Entretien réalisé le lundi 21 novembre dans l’après-midi, par téléphone et en français (depuis Cluj-Napoca).
Malgré l’attitude souvent provocatrice du dirigeant hongrois Viktor Orbán, les relations entre la Roumanie et la Hongrie se développent, estime Sergiu Mișcoiu, professeur de sciences politiques à l’université Babeș-Bolyai de Cluj-Napoca…
De nombreuses initiatives, comme le projet d’un train à grande vitesse entre Bucarest et Budapest, rapprochent la Hongrie et la Roumanie, en dépit de tensions politiques récurrentes. Comment voyez-vous l’évolution des relations entre les deux pays ?
Depuis plusieurs années, il est effectivement intéressant de noter que les relations roumano-hongroises n’évoluent pas en lien direct avec les dérives du régime de Budapest. Viktor Orbán s’adresse surtout à un public national et aux minorités hors des frontières. Il a ainsi réussi à rassembler, et persiste à diffuser un discours provocateur gagnant. D’un autre côté, que ce soit vis-à-vis de la Roumanie ou d’autres États voisins tels que la Slovaquie, la Serbie ou l’Ukraine, les dérapages d’Orbán ne semblent pas avoir d’impact réel sur le bon déroulement des relations bilatérales. Au contraire, on peut parler de véritables progrès, qu’il s’agisse de coopérations transfrontalières ou de projets d’infrastructures.
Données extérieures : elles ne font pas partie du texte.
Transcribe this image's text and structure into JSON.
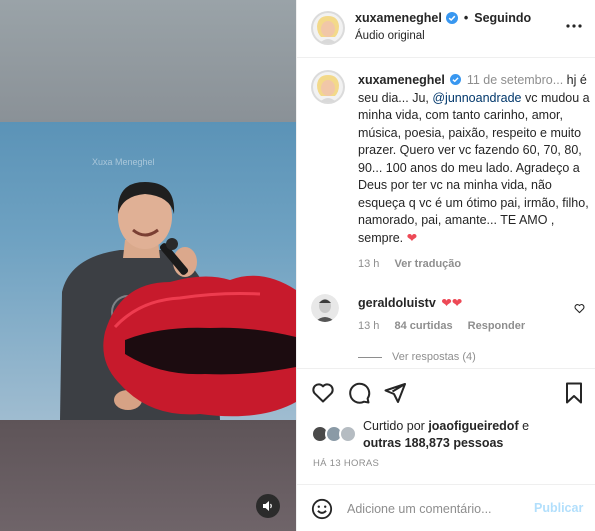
{
  "post": {
    "username": "xuxameneghel",
    "follow_label": "Seguindo",
    "audio_label": "Áudio original",
    "video_watermark": "Xuxa Meneghel"
  },
  "caption": {
    "username": "xuxameneghel",
    "date": "11 de setembro...",
    "text_before_mention": "hj é seu dia... Ju, ",
    "mention": "@junnoandrade",
    "text_after_mention": " vc mudou a minha vida, com tanto carinho, amor, música, poesia, paixão, respeito e muito prazer. Quero ver vc fazendo 60, 70, 80, 90... 100 anos do meu lado. Agradeço a Deus por ter vc na minha vida, não esqueça q vc é um ótimo pai, irmão, filho, namorado, pai, amante... TE AMO , sempre. ",
    "heart": "❤",
    "time": "13 h",
    "translate_label": "Ver tradução"
  },
  "comment": {
    "username": "geraldoluistv",
    "text": "❤❤",
    "time": "13 h",
    "likes": "84 curtidas",
    "reply_label": "Responder",
    "view_replies": "Ver respostas (4)"
  },
  "likes": {
    "prefix": "Curtido por",
    "user": "joaofigueiredof",
    "connector": "e",
    "others": "outras 188,873 pessoas"
  },
  "time_ago": "HÁ 13 HORAS",
  "add_comment": {
    "placeholder": "Adicione um comentário...",
    "publish_label": "Publicar"
  },
  "colors": {
    "verified": "#3897f0",
    "heart": "#ed4956",
    "publish_disabled": "#b2dffc",
    "mention": "#00376b"
  },
  "icons": [
    "verified-badge-icon",
    "more-options-icon",
    "heart-icon",
    "comment-icon",
    "share-icon",
    "bookmark-icon",
    "emoji-icon",
    "speaker-icon",
    "small-heart-icon"
  ]
}
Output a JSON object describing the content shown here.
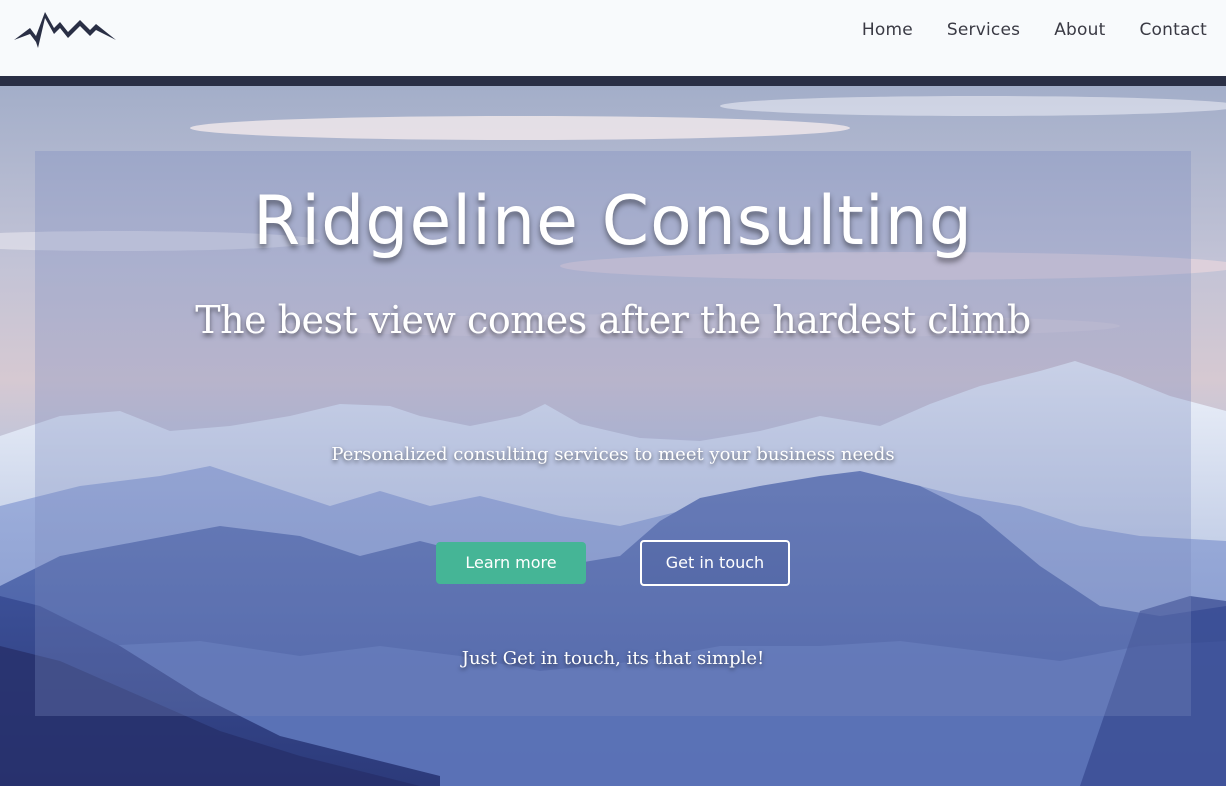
{
  "nav": {
    "logo_icon": "mountain-logo-icon",
    "links": [
      "Home",
      "Services",
      "About",
      "Contact"
    ]
  },
  "hero": {
    "title": "Ridgeline Consulting",
    "tagline": "The best view comes after the hardest climb",
    "subtitle": "Personalized consulting services to meet your business needs",
    "primary_button": "Learn more",
    "secondary_button": "Get in touch",
    "footer_text": "Just Get in touch, its that simple!"
  },
  "colors": {
    "nav_bg": "#f8fafc",
    "divider": "#2a2f45",
    "primary_button": "#45b596",
    "text": "#ffffff",
    "logo": "#2a2f45"
  }
}
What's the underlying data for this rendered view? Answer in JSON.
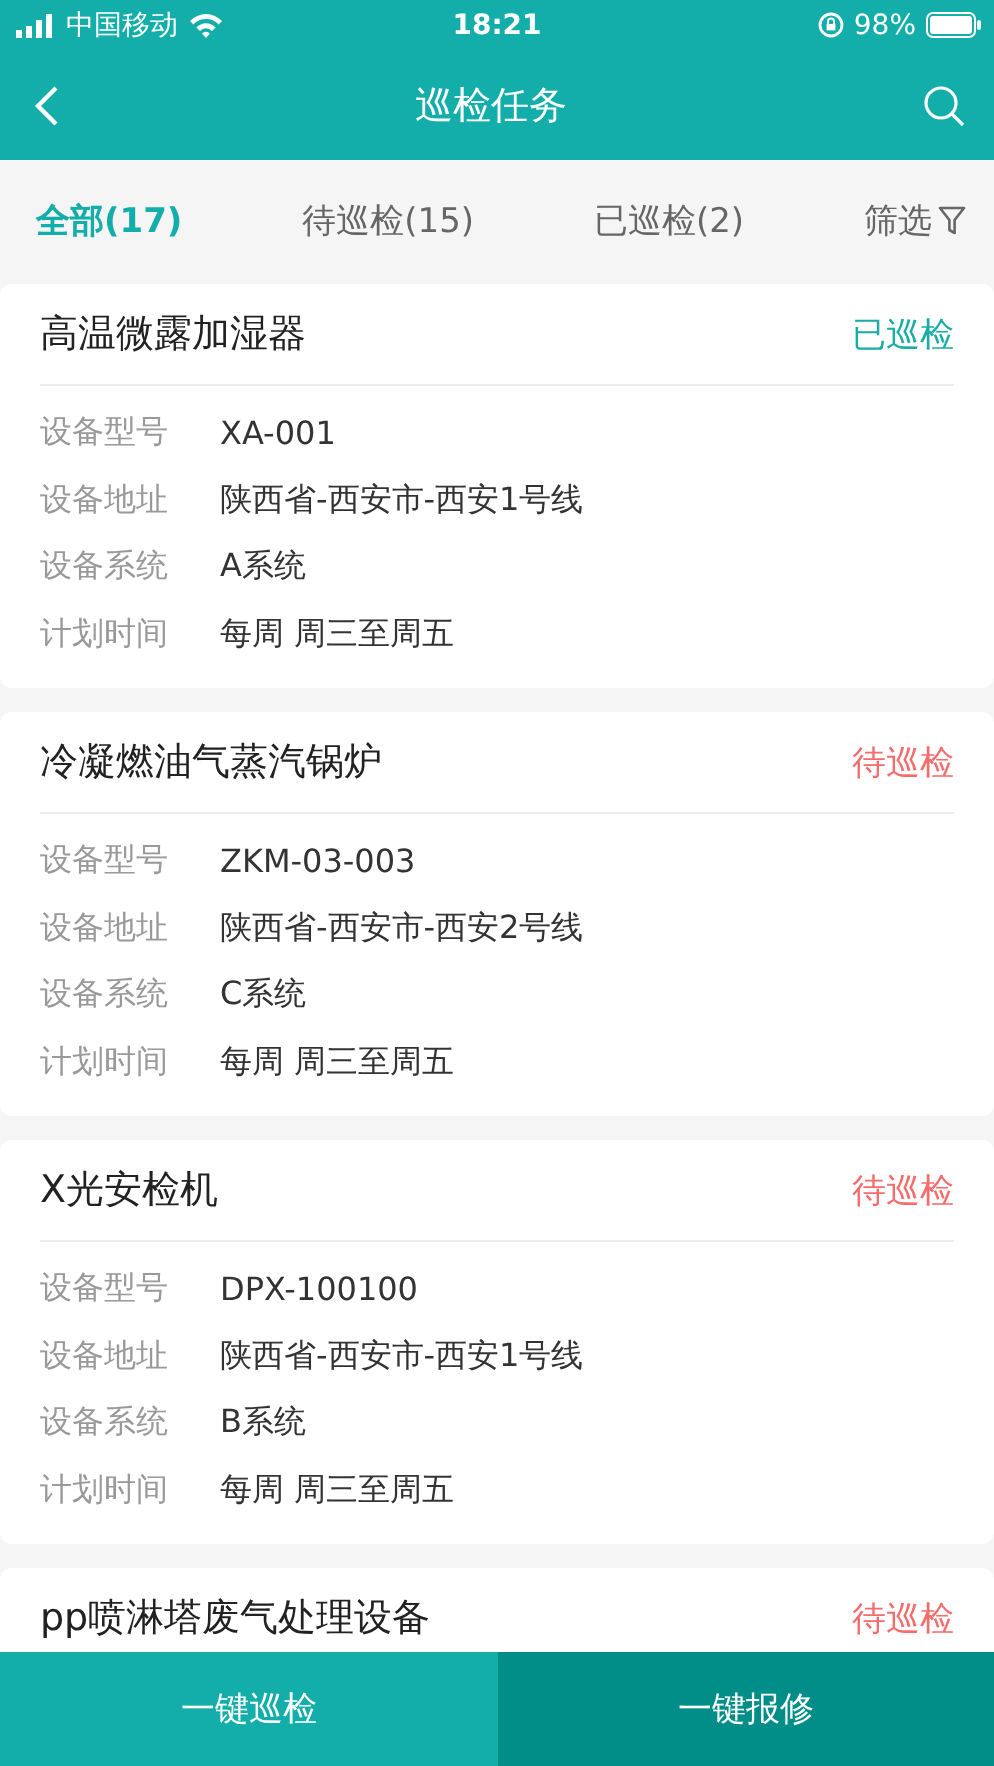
{
  "status_bar": {
    "carrier": "中国移动",
    "time": "18:21",
    "battery": "98%"
  },
  "nav": {
    "title": "巡检任务"
  },
  "tabs": [
    {
      "label": "全部(17)",
      "selected": true
    },
    {
      "label": "待巡检(15)",
      "selected": false
    },
    {
      "label": "已巡检(2)",
      "selected": false
    }
  ],
  "filter": {
    "label": "筛选"
  },
  "tasks": [
    {
      "name": "高温微露加湿器",
      "status": {
        "kind": "done",
        "label": "已巡检"
      },
      "fields": [
        {
          "label": "设备型号",
          "value": "XA-001"
        },
        {
          "label": "设备地址",
          "value": "陕西省-西安市-西安1号线"
        },
        {
          "label": "设备系统",
          "value": "A系统"
        },
        {
          "label": "计划时间",
          "value": "每周 周三至周五"
        }
      ]
    },
    {
      "name": "冷凝燃油气蒸汽锅炉",
      "status": {
        "kind": "pending",
        "label": "待巡检"
      },
      "fields": [
        {
          "label": "设备型号",
          "value": "ZKM-03-003"
        },
        {
          "label": "设备地址",
          "value": "陕西省-西安市-西安2号线"
        },
        {
          "label": "设备系统",
          "value": "C系统"
        },
        {
          "label": "计划时间",
          "value": "每周 周三至周五"
        }
      ]
    },
    {
      "name": "X光安检机",
      "status": {
        "kind": "pending",
        "label": "待巡检"
      },
      "fields": [
        {
          "label": "设备型号",
          "value": "DPX-100100"
        },
        {
          "label": "设备地址",
          "value": "陕西省-西安市-西安1号线"
        },
        {
          "label": "设备系统",
          "value": "B系统"
        },
        {
          "label": "计划时间",
          "value": "每周 周三至周五"
        }
      ]
    },
    {
      "name": "pp喷淋塔废气处理设备",
      "status": {
        "kind": "pending",
        "label": "待巡检"
      }
    }
  ],
  "actions": [
    {
      "label": "一键巡检",
      "kind": "primary"
    },
    {
      "label": "一键报修",
      "kind": "secondary"
    }
  ]
}
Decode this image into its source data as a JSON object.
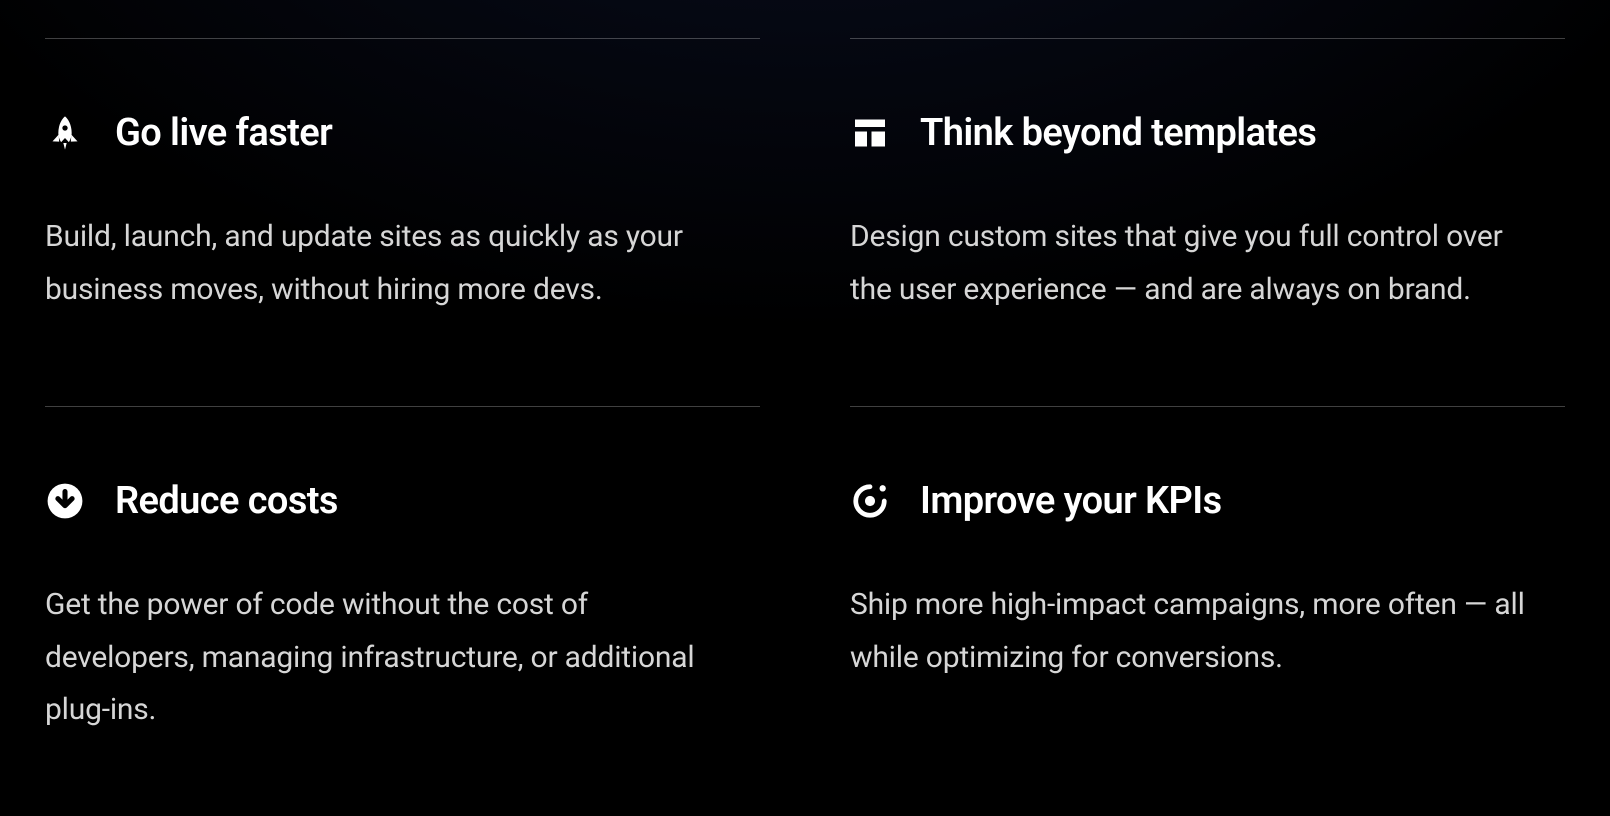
{
  "features": [
    {
      "icon": "rocket-icon",
      "title": "Go live faster",
      "desc": "Build, launch, and update sites as quickly as your business moves, without hiring more devs."
    },
    {
      "icon": "layout-icon",
      "title": "Think beyond templates",
      "desc": "Design custom sites that give you full control over the user experience — and are always on brand."
    },
    {
      "icon": "arrow-down-circle-icon",
      "title": "Reduce costs",
      "desc": "Get the power of code without the cost of developers, managing infrastructure, or additional plug-ins."
    },
    {
      "icon": "target-icon",
      "title": "Improve your KPIs",
      "desc": "Ship more high-impact campaigns, more often — all while optimizing for conversions."
    }
  ]
}
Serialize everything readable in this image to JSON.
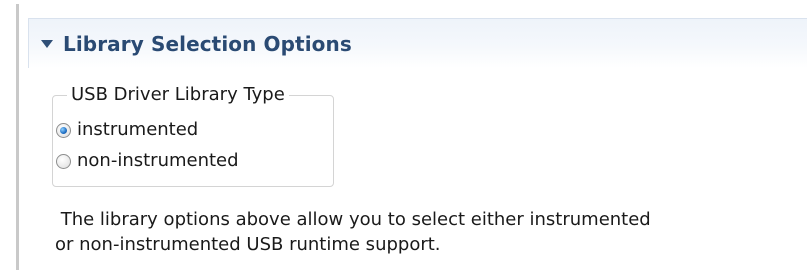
{
  "section": {
    "title": "Library Selection Options",
    "expanded": true,
    "twisty_icon": "triangle-down-icon",
    "title_color": "#2a4a73"
  },
  "group": {
    "legend": "USB Driver Library Type",
    "options": [
      {
        "label": "instrumented",
        "selected": true
      },
      {
        "label": "non-instrumented",
        "selected": false
      }
    ]
  },
  "description": {
    "line1": " The library options above allow you to select either instrumented",
    "line2": "or non-instrumented USB runtime support."
  }
}
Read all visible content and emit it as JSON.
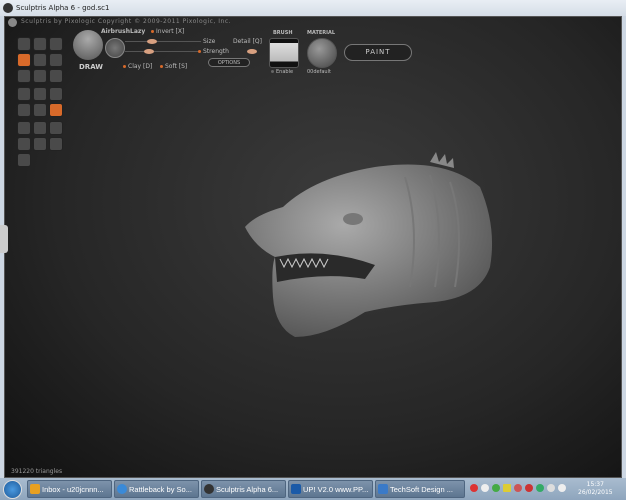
{
  "window": {
    "title": "Sculptris Alpha 6 - god.sc1"
  },
  "app": {
    "copyright": "Sculptris by Pixologic  Copyright © 2009-2011 Pixologic, Inc.",
    "tool": {
      "label": "DRAW"
    },
    "options": {
      "airbrush": "Airbrush",
      "lazy": "Lazy",
      "invert": "Invert [X]",
      "size": "Size",
      "detail": "Detail [Q]",
      "strength": "Strength",
      "clay": "Clay [D]",
      "soft": "Soft [S]",
      "options_button": "OPTIONS"
    },
    "brush": {
      "label": "BRUSH",
      "enable": "Enable"
    },
    "material": {
      "label": "MATERIAL",
      "name": "00default"
    },
    "paint_button": "PAINT",
    "status": "391220 triangles",
    "accent": "#d86a2a"
  },
  "taskbar": {
    "items": [
      {
        "label": "Inbox - u20jcnnn...",
        "color": "#e8a020"
      },
      {
        "label": "Rattleback by So...",
        "color": "#3a8ad8"
      },
      {
        "label": "Sculptris Alpha 6...",
        "color": "#333333"
      },
      {
        "label": "UP! V2.0 www.PP...",
        "color": "#1a5aa8"
      },
      {
        "label": "TechSoft Design ...",
        "color": "#3a7ac8"
      }
    ],
    "time": "15:37",
    "date": "26/02/2015"
  }
}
Par ailleurs, si les ponts créés entre les milieux universitaire ou entrepreneurial portent nécessairement une dimension culturelle, ils ne sont pas exclusivement liés à la langue ou à la culture hongroise à l’étranger, et s’émancipent de façon beaucoup plus large.
Les politiques de la Roumanie envers la minorité hongroise sont-elles conformes aux critères européens concernant le respect des droits des minorités ?
Ces critères européens auxquels vous faites allusion sont assez flous. Je ne pense même pas qu’on puisse parler de critères européens, au sens propre du terme. En Europe, il y a des pays comme la France qui n’admettent pas l’existence de droits pour les ethno-minorités culturelles, et interdisent notamment le recensement des groupes ethniques ou religieux. Sur ce sujet, le continent présente une diversité de contextes, et non un ensemble global de critères et de valeurs. Ceci étant, si l’on regarde les pratiques actuelles dans les parties les plus multiculturelles d’Europe, je crois que la Roumanie se classe brillamment parmi les pays qui ont beaucoup avancé dans le domaine, avec la reconnaissance de droits étendus pour les minorités ethno-culturelles, et surtout grâce à un mécanisme de représentation politique très favorable aux groupes minoritaires. Peu de pays dans le monde peuvent se prévaloir d’un système au sein duquel chaque minorité est représentée au Parlement par un député. Néanmoins, sur le terrain, la situation des communautés roms demeure très difficile ; des communautés historiquement nomades et/ou prises en esclavage jusque dans la seconde moitié du 19ème siècle, marginalisées et, en somme, très peu incluses dans la société roumaine.
La figure d’un Viktor Orbán à la roumaine pourrait-elle réussir à prendre le pouvoir ?
Dans l’absolu, ce genre de personnage politique séduit déjà beaucoup, et pas seulement les Roumains mais aussi toutes sortes de citoyens européens, y compris d’Europe occidentale. En Italie, par exemple, Orbán a été abondamment évoqué lors de la campagne électorale de Giorgia Meloni – présidente du Conseil des ministres d’Italie depuis fin octobre, ndlr – et de ses alliés, précisément pour montrer leur adhésion à un type de discours et de personnalité. Cependant, pour les Roumains, Viktor Orbán a toujours souffert d’une hibă irrémédiable ; j’utilise intentionnellement ce terme de hibă qui vient de la langue hongroise, et qui veut dire défaut. Chez les Roumains aux tendances conservatrices et nationalistes, Orbán est avant tout hongrois, il ne peut donc pas être un modèle, l’histoire entre les Hongrois et les Roumains empêche toute identification. Mais si l’on met de côté l’appartenance ethnique d’Orbán, son discours et son soi-disant courage à tenir tête à Bruxelles et à faire avancer un agenda national sont certainement appréciés par l’électorat conservateur roumain.
Propos recueillis par Carmen Constantin.